Fotro de Roberto Cambusano

O meu All star era vermelho. O seu também.
O meu All Star era azul. O seu também.
O meu All Star era preto. O seu também.

E nós brincávamos em um arco íris. 

Coincidência? Foi o beijo que você me deu e um falso "eu te amo" que devolvi, no começo de tudo, nas primeiras semanas.

Naquele dia, eu disse que a amava, sem amar, só pra te prender em mim até o amor chegar. Ele, chegou no dia seguinte.

29.4.13

#55 - Te levo comigo


As ruas não tinham sentido, os passos eram em vão, a vida seria em vão se eu continuasse onde qualquer olhar fosse de lembranças.

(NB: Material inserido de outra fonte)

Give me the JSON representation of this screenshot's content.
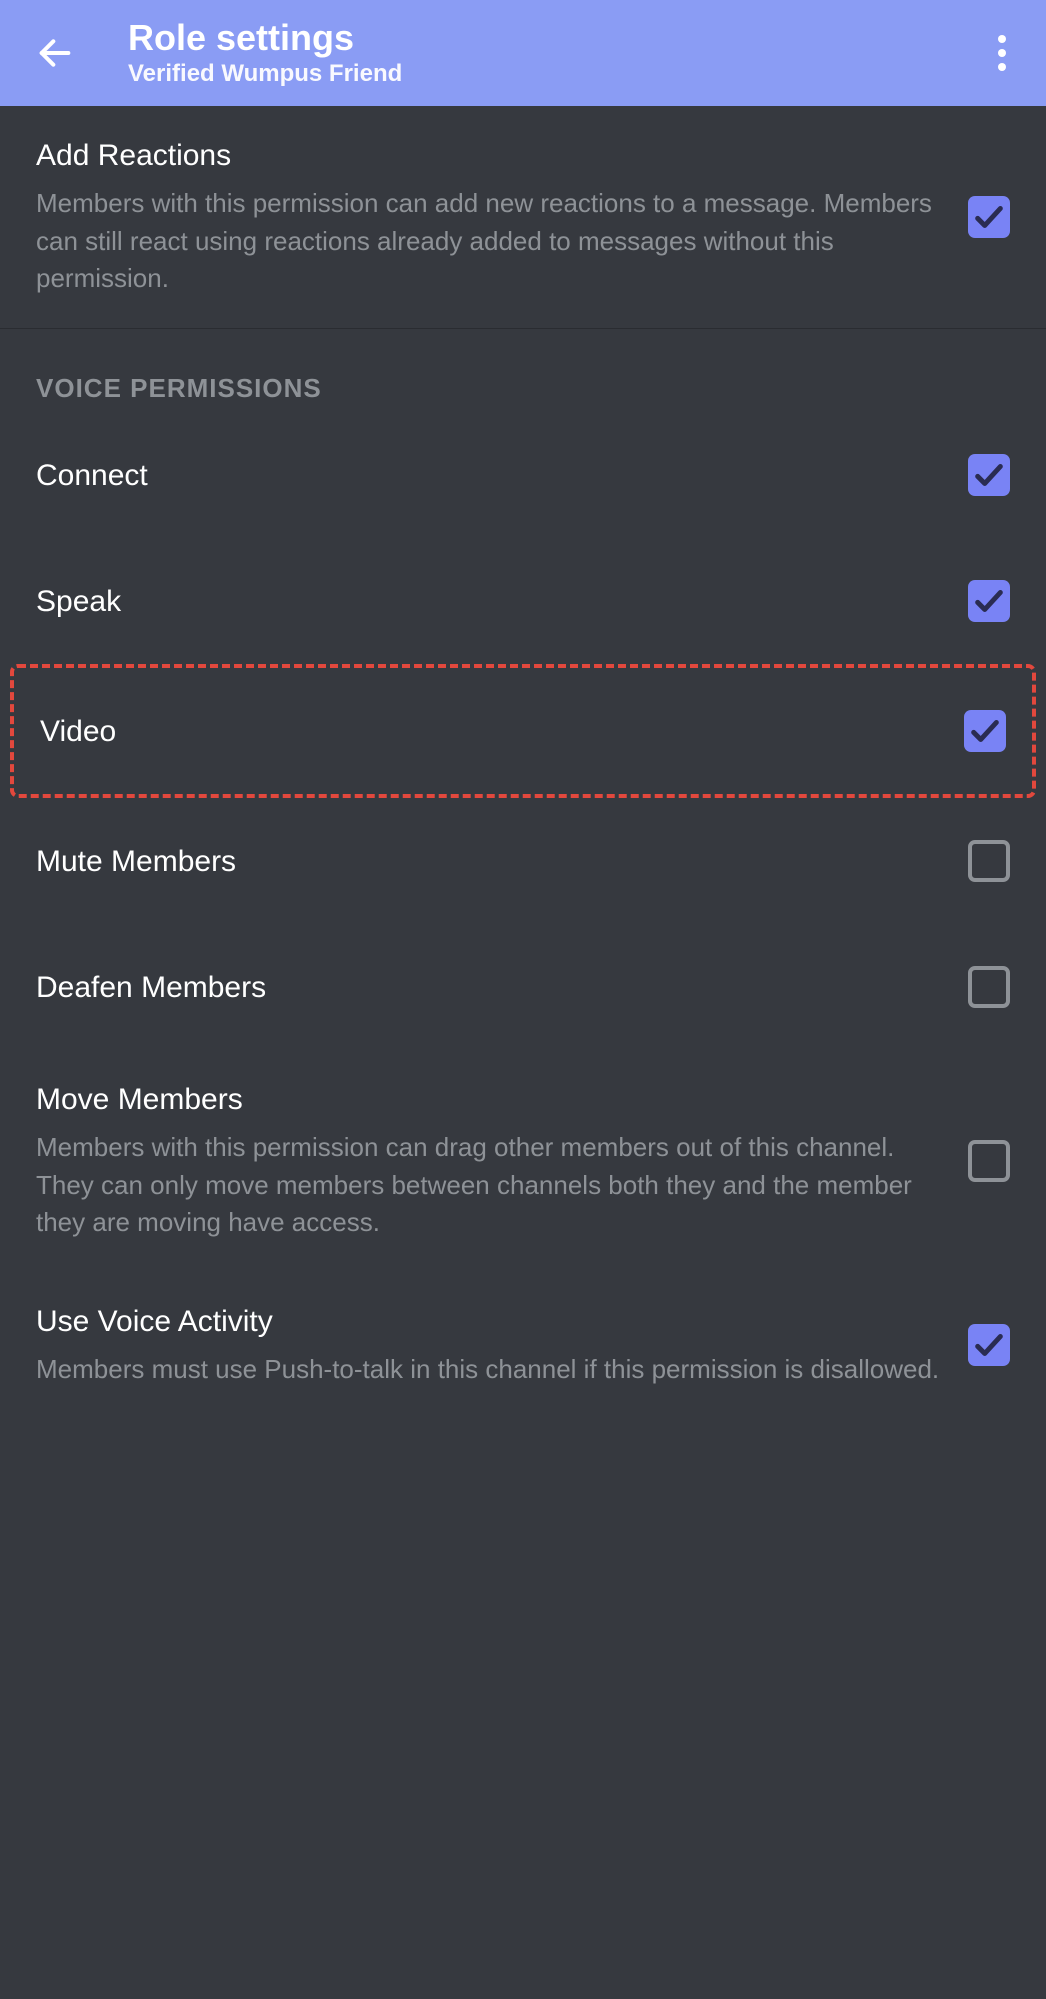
{
  "header": {
    "title": "Role settings",
    "subtitle": "Verified Wumpus Friend"
  },
  "sections": {
    "addReactions": {
      "title": "Add Reactions",
      "desc": "Members with this permission can add new reactions to a message. Members can still react using reactions already added to messages without this permission.",
      "checked": true
    },
    "voiceHeader": "VOICE PERMISSIONS",
    "connect": {
      "title": "Connect",
      "checked": true
    },
    "speak": {
      "title": "Speak",
      "checked": true
    },
    "video": {
      "title": "Video",
      "checked": true
    },
    "muteMembers": {
      "title": "Mute Members",
      "checked": false
    },
    "deafenMembers": {
      "title": "Deafen Members",
      "checked": false
    },
    "moveMembers": {
      "title": "Move Members",
      "desc": "Members with this permission can drag other members out of this channel. They can only move members between channels both they and the member they are moving have access.",
      "checked": false
    },
    "useVoiceActivity": {
      "title": "Use Voice Activity",
      "desc": "Members must use Push-to-talk in this channel if this permission is disallowed.",
      "checked": true
    }
  }
}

Fiz uma mochila e descobri que carrego dentro de mim aquilo que mais tenho de importante.


Peguei o primeiro ônibus. Comecei tudo de novo. Em uma cidade onde tudo era novo e desconhecido e mesmo assim vejo que nada supre a falta, quando você, mesmo longe, está em todos os lugares e pensamentos. Em mim de todas as formas.

28.4.13

#56 - Sem você não faz sentido

Julien Coquentin - Lassouts, France


O parque já estava praticamente vazio e escuro, e nós deitados sobre as folhas secas. De repente começou uma ventania insuportável, um vento gelado que doía até os ossos. Aos poucos, começamos a nos afastar um do outro. Parecia que o vento puxava os dois para lados opostos. Eu não conseguia me mover, queria correr, me aquecer. Era um frio insuportável. De longe, ela me olhava e ria sarcasticamente. Despedia-se, e eu sem poder fazer nada. Com o vento ela se foi.

Não era possível, como eu não conseguia sair do lugar? O parque já estava escuro e sem ninguém. E o vento aumentava, meu corpo esfriava, até que começou a chover. Quando senti a primeira gota de chuva, comecei a me debater. Parecia uma força magnética me prendendo ao chão. Eu fazia toda força do mundo, e nada me tirava do desespero agonizante. O mundo parecia ser só eu jogado no meio do parque. E aonde ela fora em vez de me ajudar? Será que ela está fazendo tudo isso de propósito?

A água da chuva começou a me arrastar lentamente. Eu não conseguia fazer nada, nenhuma reação. Relei os pés nas águas geladas do lago. Todos começaram a rir. Eu não os via, mas escutava. Aos poucos, aumentava, e eu agoniado naquele meio. Era o barulho do vento, da chuva e dos risos. Estavam gostando de me ver naquela situação. Mas onde estavam todos? Onde ela estava? Por que saiu correndo e rindo de mim?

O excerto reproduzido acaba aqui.